While oil, soybean, wheat, and meat prices were fairly flat under a gold-defined dollar, commodities went on a wild ride once the dollar lost its anchor. It is popular today to demonize hedge funds and other products of financial wizardry, but a drifting dollar made the complicated evolution of finance inevitable. To offer one example, airlines need certainty about fuel prices. A floating dollar has taken jet fuel on a turbulent path, and airlines have had to divert precious resources from serving customers to working with traders in order to stay on the right side of the fuel market.
Historians of the U.S. automobile industry will trace its long-term decline to the early 1970s. American carmakers were best at producing big, air-conditioned, gas-guzzling cars. That was their comparative advantage. When the dollar lost its link to gold in ’71 and went into a free-fall, oil prices soared. Suddenly the big cars that GM, Ford, and Chrysler were adept at manufacturing were not so attractive to buyers. For a sense of how the price of a gallon of gas has changed, watch The Last Picture Show, set in the 1950s. Be sure to notice the posted price for gasoline. There are many authors of the American auto industry’s struggles, but a large if usually ignored factor is hiding in plain sight. The industry’s sickest periods were in the 1970s and the 2000s, when the dollar weakened and oil spiked.
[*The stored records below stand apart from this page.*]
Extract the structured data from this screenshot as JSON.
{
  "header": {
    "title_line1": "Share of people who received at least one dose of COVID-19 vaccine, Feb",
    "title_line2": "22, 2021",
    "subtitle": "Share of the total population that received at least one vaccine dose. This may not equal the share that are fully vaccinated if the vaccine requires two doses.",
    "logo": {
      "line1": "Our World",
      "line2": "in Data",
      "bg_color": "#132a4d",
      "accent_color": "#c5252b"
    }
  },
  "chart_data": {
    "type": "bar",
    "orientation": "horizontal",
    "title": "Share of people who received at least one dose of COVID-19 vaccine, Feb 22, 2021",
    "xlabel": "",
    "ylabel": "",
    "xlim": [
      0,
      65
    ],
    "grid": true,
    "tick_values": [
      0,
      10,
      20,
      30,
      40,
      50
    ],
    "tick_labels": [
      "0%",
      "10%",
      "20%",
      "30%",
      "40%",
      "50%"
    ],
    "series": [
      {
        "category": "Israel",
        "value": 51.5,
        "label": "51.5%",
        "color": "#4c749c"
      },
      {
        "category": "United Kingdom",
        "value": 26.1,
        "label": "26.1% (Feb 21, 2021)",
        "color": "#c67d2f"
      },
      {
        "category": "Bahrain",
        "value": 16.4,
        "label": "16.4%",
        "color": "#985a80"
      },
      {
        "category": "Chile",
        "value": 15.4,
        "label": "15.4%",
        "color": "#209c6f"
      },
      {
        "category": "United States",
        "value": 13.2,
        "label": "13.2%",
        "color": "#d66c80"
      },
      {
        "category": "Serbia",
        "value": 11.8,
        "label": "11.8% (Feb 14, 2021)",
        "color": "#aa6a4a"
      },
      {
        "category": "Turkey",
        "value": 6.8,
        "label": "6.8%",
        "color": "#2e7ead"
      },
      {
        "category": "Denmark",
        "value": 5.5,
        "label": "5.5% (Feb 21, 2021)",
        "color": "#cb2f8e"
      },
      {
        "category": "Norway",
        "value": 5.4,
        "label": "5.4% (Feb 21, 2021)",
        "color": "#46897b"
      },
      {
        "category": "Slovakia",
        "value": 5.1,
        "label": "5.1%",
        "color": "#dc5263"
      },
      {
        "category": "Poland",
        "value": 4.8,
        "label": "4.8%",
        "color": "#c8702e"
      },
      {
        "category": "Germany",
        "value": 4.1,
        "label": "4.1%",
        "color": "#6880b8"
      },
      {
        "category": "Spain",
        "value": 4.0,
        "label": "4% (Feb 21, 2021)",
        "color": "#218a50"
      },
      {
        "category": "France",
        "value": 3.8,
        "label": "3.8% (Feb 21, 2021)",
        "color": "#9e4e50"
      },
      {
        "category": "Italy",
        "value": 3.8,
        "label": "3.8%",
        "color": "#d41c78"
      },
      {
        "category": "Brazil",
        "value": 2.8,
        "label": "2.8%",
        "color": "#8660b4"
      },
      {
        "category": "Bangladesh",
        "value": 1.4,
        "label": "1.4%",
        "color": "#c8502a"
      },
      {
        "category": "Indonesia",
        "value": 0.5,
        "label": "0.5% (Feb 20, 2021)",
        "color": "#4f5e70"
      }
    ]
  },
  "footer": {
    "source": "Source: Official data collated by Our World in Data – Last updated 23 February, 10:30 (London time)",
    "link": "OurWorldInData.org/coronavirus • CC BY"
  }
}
Some argue, against all the evidence, that a weak dollar has helped U.S. carmakers export their products. But as Douglas Irwin of Dartmouth College has pointed out, American car producers have to import much of what they need to build those cars:
. . . 30 percent of the car’s value is due to assembly in Korea, 17.5 percent due to components from Japan, 7.5 percent due to design from Germany, 4 percent due to parts from Taiwan and Singapore, 2.5 percent due to advertising and marketing services from Britain, and 1.5 percent due to data processing in Ireland. In the end, 37 percent of the production value of this American car comes from the United States.14
A cheaper dollar means more expensive imports. Remember, no consumer good is made by one person or one company. Everything we enjoy is the result of cooperation among myriad individuals around the world. If the dollar is weakened, moreover, American workers—including auto workers—will demand more pay. Finally, all American companies are in the business of earning dollars. How then is a weaker dollar good for them, and how do they attract investment if investors know those dollars will be devalued?
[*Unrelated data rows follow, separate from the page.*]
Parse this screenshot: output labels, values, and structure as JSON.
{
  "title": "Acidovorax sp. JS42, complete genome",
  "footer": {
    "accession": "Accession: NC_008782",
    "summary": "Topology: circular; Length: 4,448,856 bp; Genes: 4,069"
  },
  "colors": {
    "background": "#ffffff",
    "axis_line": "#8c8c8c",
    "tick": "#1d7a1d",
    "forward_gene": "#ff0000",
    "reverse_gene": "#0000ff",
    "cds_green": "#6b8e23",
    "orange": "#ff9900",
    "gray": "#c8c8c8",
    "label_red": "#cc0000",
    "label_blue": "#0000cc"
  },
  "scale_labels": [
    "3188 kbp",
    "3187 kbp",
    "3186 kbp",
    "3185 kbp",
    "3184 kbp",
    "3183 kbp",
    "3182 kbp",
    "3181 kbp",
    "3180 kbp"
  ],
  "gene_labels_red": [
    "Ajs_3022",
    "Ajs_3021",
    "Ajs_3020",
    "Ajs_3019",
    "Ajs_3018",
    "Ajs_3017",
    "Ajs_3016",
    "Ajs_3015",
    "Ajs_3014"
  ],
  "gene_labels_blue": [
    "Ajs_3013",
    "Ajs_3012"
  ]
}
It’s the American consumer who suffers most of all from a floating dollar. Businesses can at least work with traders to mitigate the damage of corrupted money, but not the average consumer. A dollar that bought 1/250 of an ounce of gold in 2001 now buys less than 1/1200, but with most Americans lacking the means or sophistication to protect themselves from a falling dollar, they have had to endure nosebleed gasoline prices, not to mention rising grocery bills. And that’s only part of a tragic story.
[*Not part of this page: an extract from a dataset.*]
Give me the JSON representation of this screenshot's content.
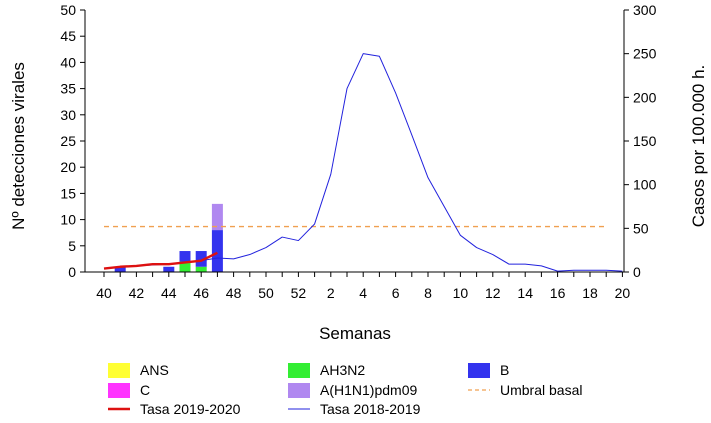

Inflation is nothing more than a falling dollar, and gold is the most reliably objective measure of its health. In the next chapter we’ll see how the meanings of inflation and deflation have become so perverted as to obscure the monetary errors of these last thirteen years. Then we’ll look at the devastating and widespread economic consequences of a falling dollar. The floating currency is one of the most damning indictments of the economics profession and the political class that ought to have protected the dollar.